As you would expect, there is a story behind the name and it is a revealing one.

Rob explains (If you would prefer to hear him explain it instead of read it, click the play button bellow):

https://s3-us-west-2.amazonaws.com/secure.notion-static.com/ccb62dc3-039a-448d-b64f-348b7eb73a44/New_Recording_29.m4a

An impossible question

A couple of years ago, my friend and Oxford colleague Tracey Camilleri asked me to prepare a ‘complexity primer’ to tee up an improv session on a corporate leadership programme.

I have been lucky enough to work with, or alongside, many interesting thinkers in the field, including Richard Pascale, Ralph Stacey, Gareth Morgan and Patricia Shaw. I have taken extensive courses with Fritjof Capra, Margaret Wheatley and David Snowden. I have been reading about and studying complexity science since the early 90’s.

So essentially Tracey was asking me to summarise what I have learned over the course of twenty years, in twenty minutes. But sometimes the ‘impossible’ briefs are the best.

Patterns in complexity

As I looked back over notes and material, I realised two things. First, there was plenty in common across the work of these different thinkers. Their ideas were over-lapping and complementary. There was variation too – differences in language, emphasis or style, but themes and patterns were easy to see.
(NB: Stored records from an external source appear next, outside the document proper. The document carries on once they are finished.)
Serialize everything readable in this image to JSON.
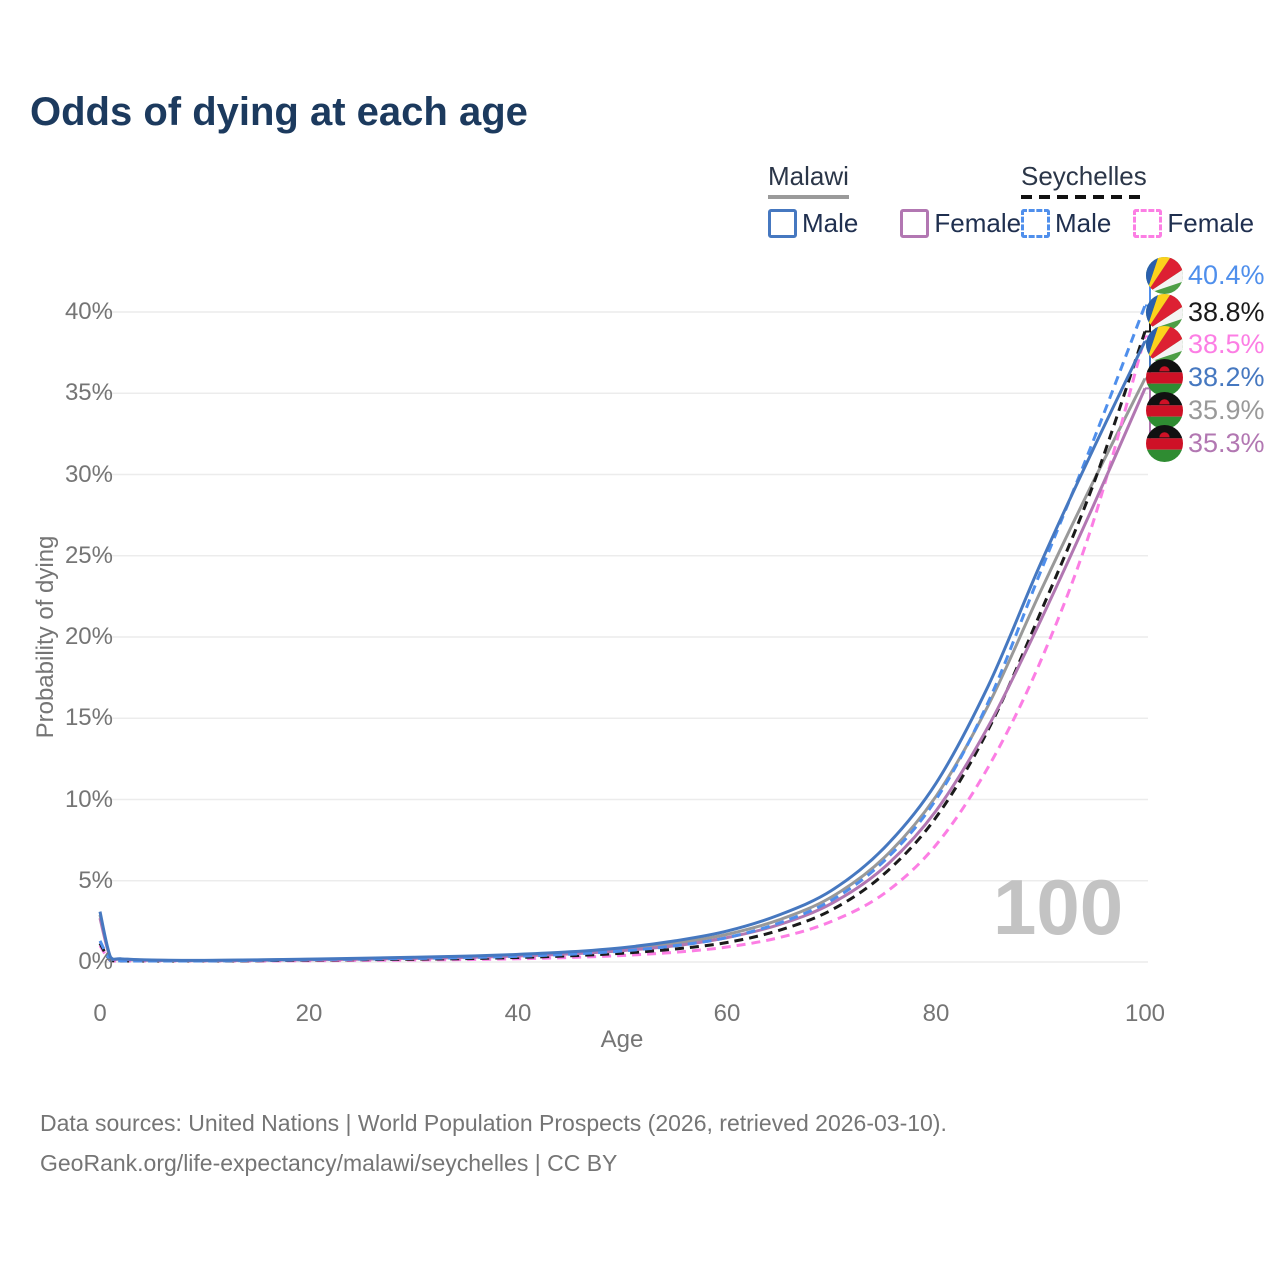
{
  "title": "Odds of dying at each age",
  "watermark": "100",
  "legend": {
    "groups": [
      {
        "country": "Malawi",
        "line_style": "solid",
        "line_color": "#9a9a9a",
        "items": [
          {
            "label": "Male",
            "color": "#4678c0",
            "dashed": false
          },
          {
            "label": "Female",
            "color": "#b277b2",
            "dashed": false
          }
        ]
      },
      {
        "country": "Seychelles",
        "line_style": "dashed",
        "line_color": "#1a1a1a",
        "items": [
          {
            "label": "Male",
            "color": "#4f8fec",
            "dashed": true
          },
          {
            "label": "Female",
            "color": "#fc7ee4",
            "dashed": true
          }
        ]
      }
    ]
  },
  "axes": {
    "x": {
      "title": "Age",
      "ticks": [
        0,
        20,
        40,
        60,
        80,
        100
      ],
      "min": 0,
      "max": 100
    },
    "y": {
      "title": "Probability of dying",
      "ticks": [
        "0%",
        "5%",
        "10%",
        "15%",
        "20%",
        "25%",
        "30%",
        "35%",
        "40%"
      ],
      "tick_values": [
        0,
        5,
        10,
        15,
        20,
        25,
        30,
        35,
        40
      ],
      "min": 0,
      "max": 40
    }
  },
  "chart_data": {
    "type": "line",
    "title": "Odds of dying at each age",
    "xlabel": "Age",
    "ylabel": "Probability of dying",
    "xlim": [
      0,
      100
    ],
    "ylim": [
      0,
      40
    ],
    "y_unit": "%",
    "grid": "horizontal",
    "legend_position": "top-right",
    "x": [
      0,
      1,
      2,
      5,
      10,
      15,
      20,
      25,
      30,
      35,
      40,
      45,
      50,
      55,
      60,
      65,
      70,
      75,
      80,
      85,
      90,
      95,
      100
    ],
    "series": [
      {
        "name": "malawi_both",
        "country": "Malawi",
        "sex": "Both",
        "color": "#999999",
        "dash": false,
        "values": [
          2.9,
          0.28,
          0.18,
          0.11,
          0.09,
          0.12,
          0.16,
          0.2,
          0.26,
          0.32,
          0.42,
          0.56,
          0.78,
          1.15,
          1.7,
          2.6,
          4.0,
          6.4,
          10.2,
          15.8,
          22.8,
          29.5,
          35.9
        ]
      },
      {
        "name": "seychelles_female",
        "country": "Seychelles",
        "sex": "Female",
        "color": "#fc7ee4",
        "dash": true,
        "values": [
          1.0,
          0.08,
          0.05,
          0.04,
          0.04,
          0.06,
          0.08,
          0.1,
          0.12,
          0.15,
          0.2,
          0.28,
          0.4,
          0.6,
          0.92,
          1.5,
          2.5,
          4.2,
          7.2,
          12.0,
          18.5,
          27.0,
          38.5
        ]
      },
      {
        "name": "seychelles_both",
        "country": "Seychelles",
        "sex": "Both",
        "color": "#1a1a1a",
        "dash": true,
        "values": [
          1.15,
          0.09,
          0.06,
          0.05,
          0.05,
          0.08,
          0.11,
          0.14,
          0.17,
          0.21,
          0.28,
          0.38,
          0.54,
          0.8,
          1.2,
          1.95,
          3.2,
          5.4,
          8.9,
          14.3,
          21.5,
          29.3,
          38.8
        ]
      },
      {
        "name": "malawi_female",
        "country": "Malawi",
        "sex": "Female",
        "color": "#b277b2",
        "dash": false,
        "values": [
          2.7,
          0.26,
          0.17,
          0.1,
          0.08,
          0.1,
          0.14,
          0.17,
          0.22,
          0.28,
          0.37,
          0.5,
          0.7,
          1.0,
          1.5,
          2.3,
          3.6,
          5.8,
          9.3,
          14.5,
          21.0,
          28.0,
          35.3
        ]
      },
      {
        "name": "seychelles_male",
        "country": "Seychelles",
        "sex": "Male",
        "color": "#4f8fec",
        "dash": true,
        "values": [
          1.3,
          0.1,
          0.07,
          0.05,
          0.06,
          0.1,
          0.15,
          0.18,
          0.22,
          0.27,
          0.35,
          0.48,
          0.68,
          1.0,
          1.5,
          2.4,
          3.8,
          6.2,
          10.0,
          16.0,
          24.0,
          32.0,
          40.4
        ]
      },
      {
        "name": "malawi_male",
        "country": "Malawi",
        "sex": "Male",
        "color": "#4678c0",
        "dash": false,
        "values": [
          3.1,
          0.3,
          0.2,
          0.12,
          0.1,
          0.13,
          0.18,
          0.23,
          0.29,
          0.36,
          0.47,
          0.63,
          0.88,
          1.3,
          1.9,
          2.9,
          4.4,
          7.0,
          11.0,
          17.0,
          24.5,
          31.5,
          38.2
        ]
      }
    ]
  },
  "end_labels": [
    {
      "value": "40.4%",
      "flag": "seychelles",
      "color": "#4f8fec",
      "series": "seychelles_male"
    },
    {
      "value": "38.8%",
      "flag": "seychelles",
      "color": "#1a1a1a",
      "series": "seychelles_both"
    },
    {
      "value": "38.5%",
      "flag": "seychelles",
      "color": "#fc7ee4",
      "series": "seychelles_female"
    },
    {
      "value": "38.2%",
      "flag": "malawi",
      "color": "#4678c0",
      "series": "malawi_male"
    },
    {
      "value": "35.9%",
      "flag": "malawi",
      "color": "#999999",
      "series": "malawi_both"
    },
    {
      "value": "35.3%",
      "flag": "malawi",
      "color": "#b277b2",
      "series": "malawi_female"
    }
  ],
  "footer": {
    "line1": "Data sources: United Nations | World Population Prospects (2026, retrieved 2026-03-10).",
    "line2": "GeoRank.org/life-expectancy/malawi/seychelles | CC BY"
  }
}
The second thing was that these authors tended to see the differences not the similarities. I knew this from personal conversations with them. This is natural. Being specialists steeped in a field, often working in academic institutions, their eye will light on what distinguishes one theory from another. For them, those differences are important.

But what I could see, from my vantage point of enthusiastic amateur, was a broad (if variegated) way of thinking that stood in stark contrast to the normal (and therefore invisible) tradition in which we are educated.

Two different pictures

So for the ‘complexity primer’ I decided to paint two pictures.

The first was of a way of thinking and being that pays attention to, and gives importance to - abstract thought, analysis, goals, measurement and control. The focus is on problem-solving, and linear predictive models that aspire to high degrees of certainty.

This style of thinking is characterised by either/or, and a focus on objects. It assumes the observer is independent of what they observe. Action occurs at a distance via levers, mechanisms or programmes and effects can be accurately measured. Best practice (based on the past) is highly valued.

We are steeped in this way of thinking. It is the world we all grew up with and though we know it isn’t completely accurate, we assume that the approximations and assumptions are minor imperfections, like friction in a physical system, that don’t change anything fundamental.

The trouble with this kind of thinking is that it assumes it is the only way to think. Indeed that follows from the binary logic on which it is based. Something is either right or wrong. This way of thinking has been useful, so it must be right. And by implications other ways of thinking must therefore be wrong. We are hoist on our own petard - the very success of this approach contains the seeds of its limitations.

Swampy ground

In contrast, the complexity theorist sees swampy ground where the path is made by walking. Relationships are more important than objects and the observer is always part of the system they disturb, consciously or unconsciously. In these circumstances the improviser’s maxim ‘Yes, and’ applies. There are many ways of thinking, all of which can be valid and valuable.

All action is local. Everything is messy, inter-connected and in a state of unpredictable, yet creative flux. Here, the job of leaders is to sense and respond, not command and control; to create conditions and hold boundaries so that action can emerge.